Malunion, particularly in dorsiflexion, is a devastating complication. Dorsal elevation of the first ray removes the load-bearing capacity of the medial column, leading to severe transfer metatarsalgia and lesser metatarsal overload, often culminating in lesser metatarsal stress fractures or plantar plate tears.

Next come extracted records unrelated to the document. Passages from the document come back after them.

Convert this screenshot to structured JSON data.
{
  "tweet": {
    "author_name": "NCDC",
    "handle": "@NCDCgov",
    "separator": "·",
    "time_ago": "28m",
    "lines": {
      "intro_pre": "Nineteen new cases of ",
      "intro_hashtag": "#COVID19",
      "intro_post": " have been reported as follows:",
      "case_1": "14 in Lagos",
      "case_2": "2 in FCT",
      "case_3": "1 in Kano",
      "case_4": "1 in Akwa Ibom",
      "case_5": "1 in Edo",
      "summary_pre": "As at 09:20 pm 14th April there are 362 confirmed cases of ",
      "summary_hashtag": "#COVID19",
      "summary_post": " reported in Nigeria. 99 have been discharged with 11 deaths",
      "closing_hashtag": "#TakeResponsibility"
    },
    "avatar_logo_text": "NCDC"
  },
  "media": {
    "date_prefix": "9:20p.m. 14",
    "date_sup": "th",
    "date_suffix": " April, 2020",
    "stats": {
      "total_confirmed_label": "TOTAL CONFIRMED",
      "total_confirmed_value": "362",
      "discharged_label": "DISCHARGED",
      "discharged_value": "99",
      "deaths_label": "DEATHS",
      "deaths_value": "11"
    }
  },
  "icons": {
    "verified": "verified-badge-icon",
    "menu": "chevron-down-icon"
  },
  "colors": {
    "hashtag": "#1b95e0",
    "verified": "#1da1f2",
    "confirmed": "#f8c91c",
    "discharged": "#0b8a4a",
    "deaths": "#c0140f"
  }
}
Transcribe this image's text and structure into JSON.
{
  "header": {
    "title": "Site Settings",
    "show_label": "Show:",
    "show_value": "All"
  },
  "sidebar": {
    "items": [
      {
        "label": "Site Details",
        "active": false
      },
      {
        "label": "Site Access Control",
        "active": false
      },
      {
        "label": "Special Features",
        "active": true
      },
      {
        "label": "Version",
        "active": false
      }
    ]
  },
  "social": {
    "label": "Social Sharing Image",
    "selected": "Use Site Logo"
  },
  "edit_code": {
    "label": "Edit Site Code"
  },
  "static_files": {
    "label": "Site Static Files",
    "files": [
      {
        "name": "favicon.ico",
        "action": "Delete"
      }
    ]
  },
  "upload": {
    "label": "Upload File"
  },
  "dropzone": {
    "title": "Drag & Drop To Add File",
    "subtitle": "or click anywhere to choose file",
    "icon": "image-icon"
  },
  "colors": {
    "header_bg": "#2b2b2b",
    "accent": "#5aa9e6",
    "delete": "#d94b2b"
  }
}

| Complication | Incidence | Prevention and Salvage Strategies |
|---|---|---|
| Nonunion / Delayed Union | 2% to 5% | Prevention: Meticulous cartilage removal, subchondral fenestration, rigid compression. Salvage: Revision arthrodesis with autogenous bone grafting and robust locking plate fixation. |
| Dorsiflexion Malunion | 1% to 3% | Prevention: Intraoperative lateral fluoroscopy; deliberate plantarflexion of the 1st metatarsal during pinning. Salvage: Plantarflexion opening wedge osteotomy of the medial cuneiform or metatarsal base. |
| Shortening of the First Ray | Common (1-3 mm) | Prevention: Joint preparation with curettes rather than aggressive saw cuts. Salvage: Structural interposition bone graft if shortening causes severe transfer metatarsalgia. |
| Hardware Prominence | 5% to 10% | Prevention: Use of low-profile plates; avoiding prominent dorsal screw heads. Salvage: Hardware removal after radiographic confirmation of solid fusion (typically >6 months). |
| Recurrence of Deformity | 2% to 4% | Prevention: Complete lateral release; addressing frontal plane rotation; ensuring rigid TMT fusion. Salvage: Revision Lapidus or proximal osteotomy, depending on the site of failure. |
| Nerve Injury (MDCN) | 1% to 2% | Prevention: Careful blunt dissection in the subcutaneous tissues over the TMT joint. Salvage: Neuroma excision and burying the stump into muscle or bone if conservative measures fail. |

Post Operative Rehabilitation Protocols
The postoperative rehabilitation protocol must balance the need for early mobilization to prevent stiffness with the necessity of protecting the arthrodesis site to ensure bony union.

Historically, patients were maintained strictly non-weight-bearing in a short leg cast for six to eight weeks.